A tech should inform the client whether the files were not recoverable (cryptolockers can cause this situation), their options. Some clients are totally cool with a ‘quick and dirty’ wipe system and reinstall. Others have irreplaceable family pictures and will pay the additional cost of a meticulous backup and data recovery. In all cases, I wouldn’t leave without at least implementing a backup strategy (ideally one offsite and one onsite). In my old neighbor’s case, they have a spare HDD in the system that everything could be set to backup to. I usually recommend OneDrive as a supplement for documents just in case they get hit with a cryptolocker (or house burns down).

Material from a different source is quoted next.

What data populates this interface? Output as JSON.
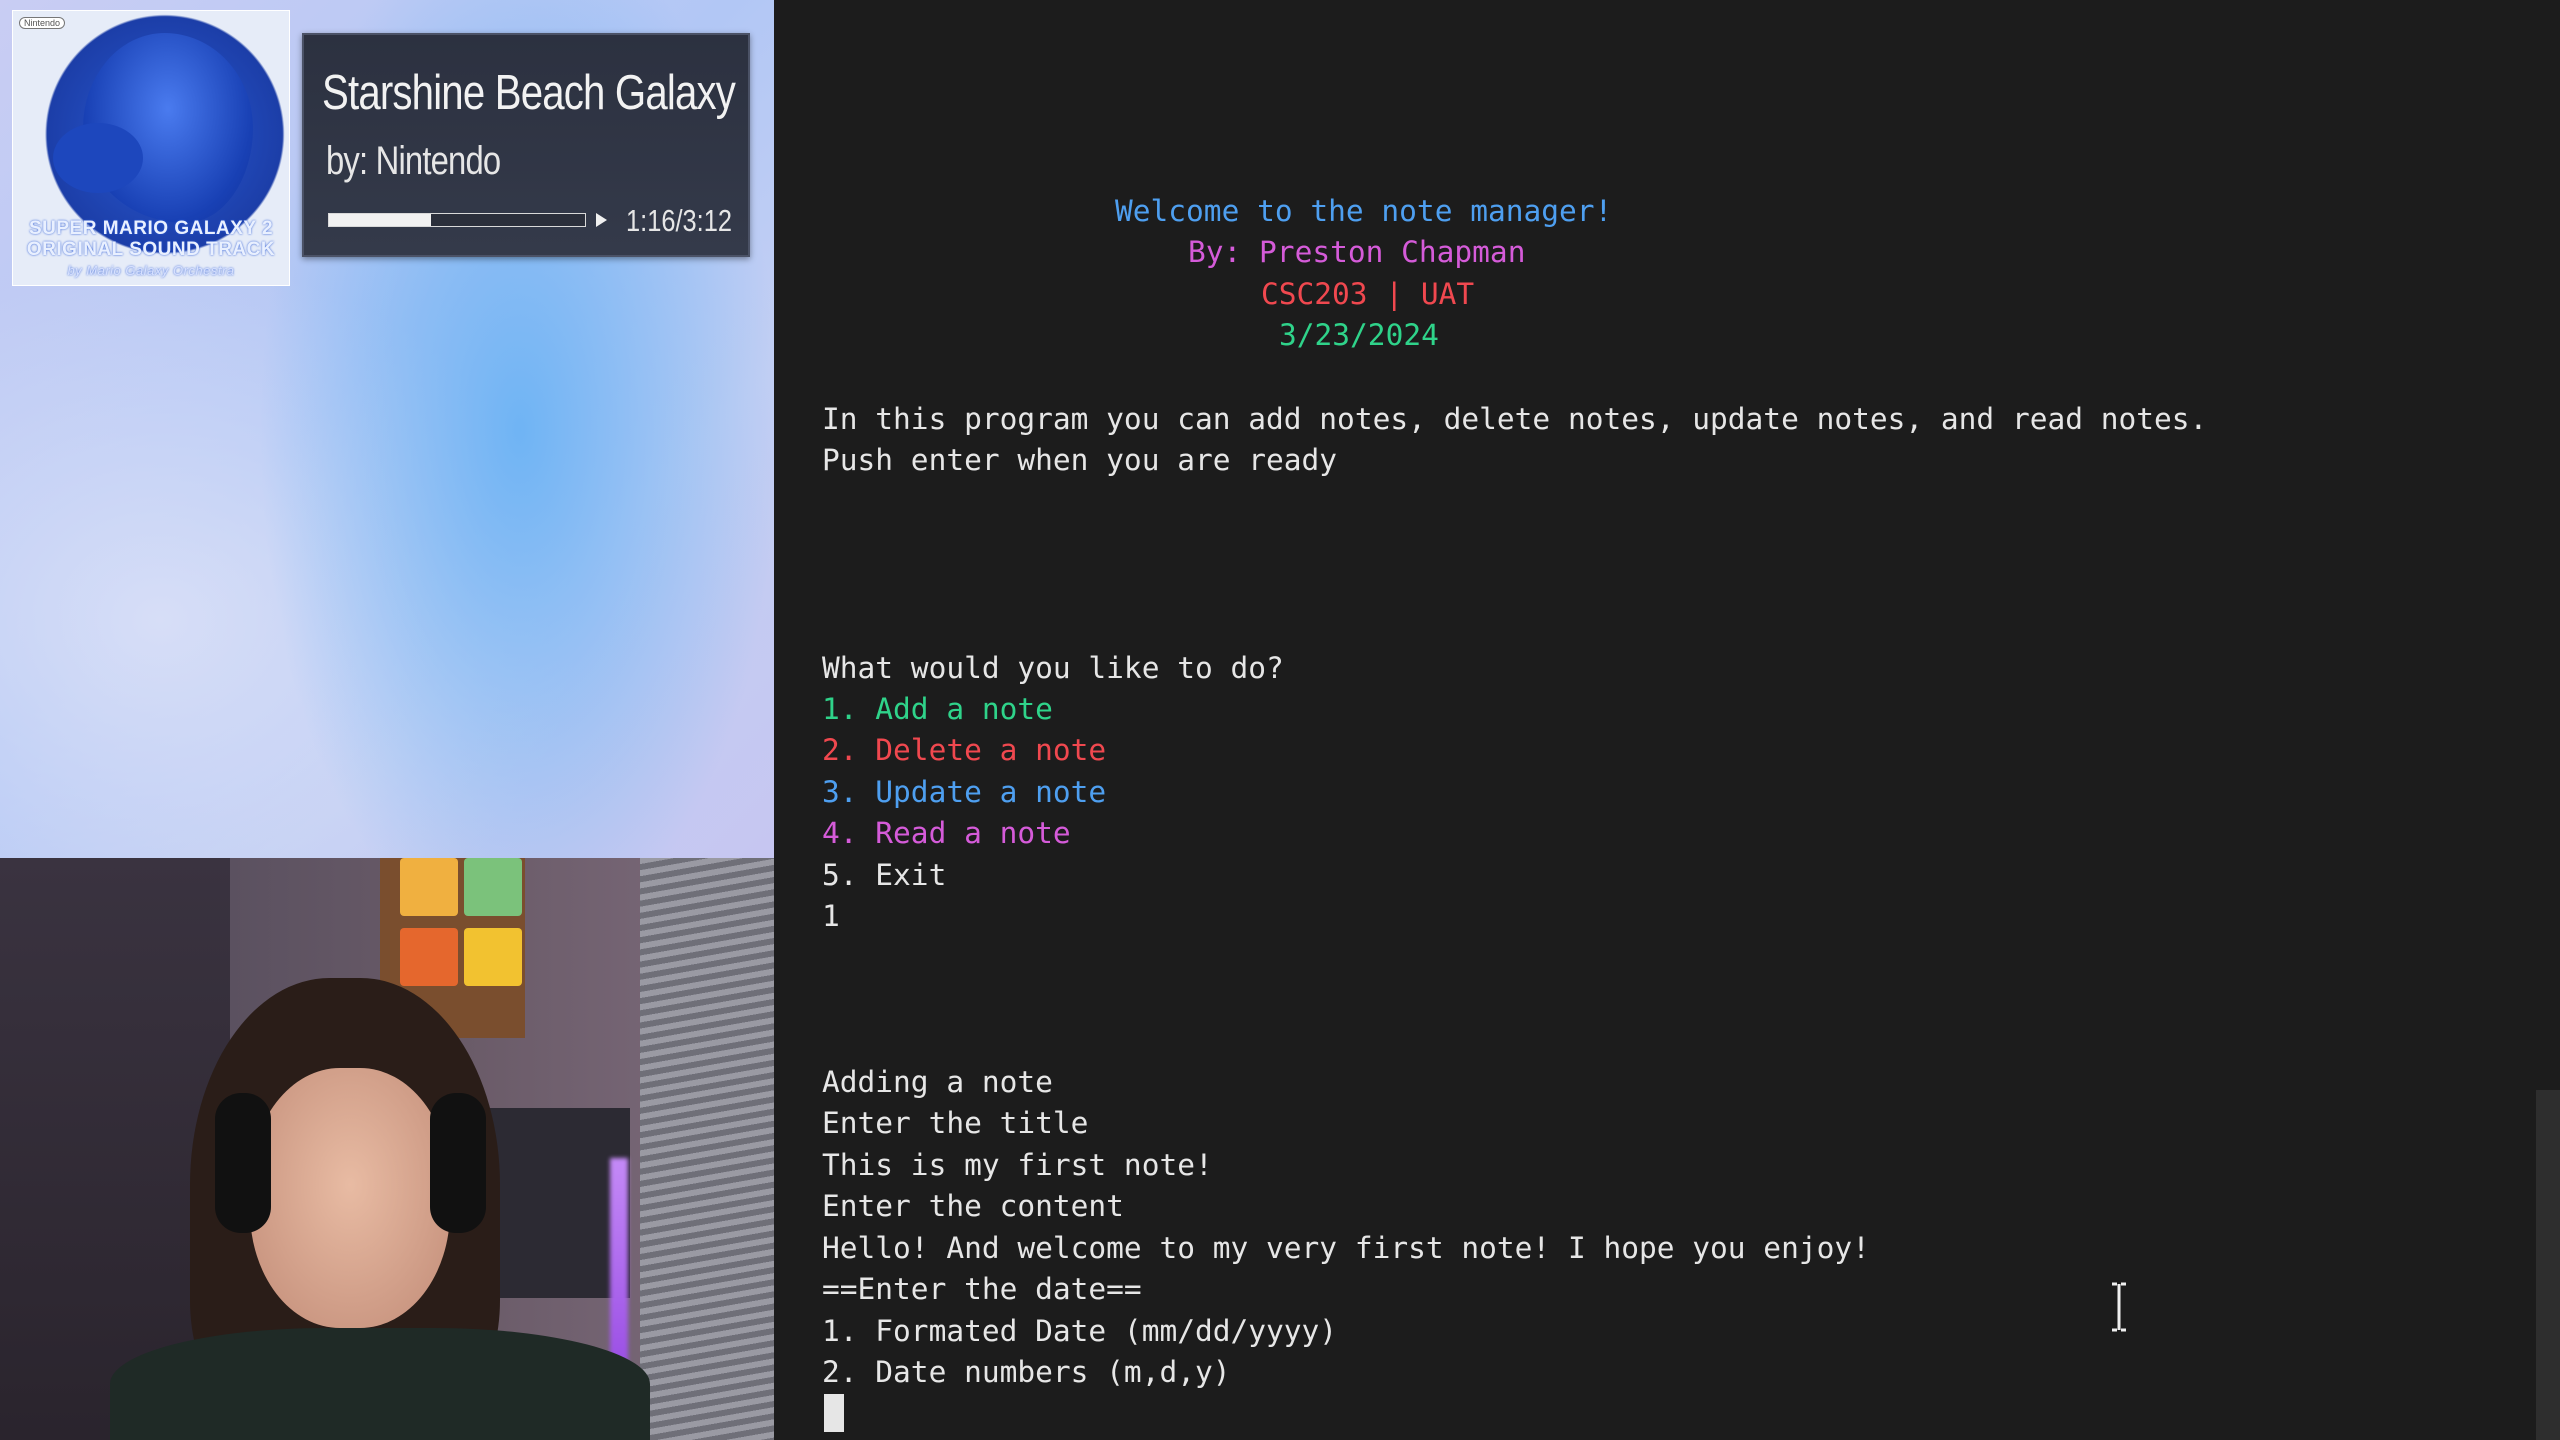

Anyways, there are a lot of garbage techs out there that border on running scams. It’s decent money doing house calls and running MSP’s, I know. I’ve done it. But I’ve also interviewed a lot of really shitty people that talk about sleeping with their clients and actively setting up systems to fail. I’ve also seen what large brands charge for a ‘do everything for me’ service. Most aren’t willing to pay that. If possible, deal with someone local that has a storefront and either isn’t a franchise or is a localized one. Don’t hire randos from the phone book.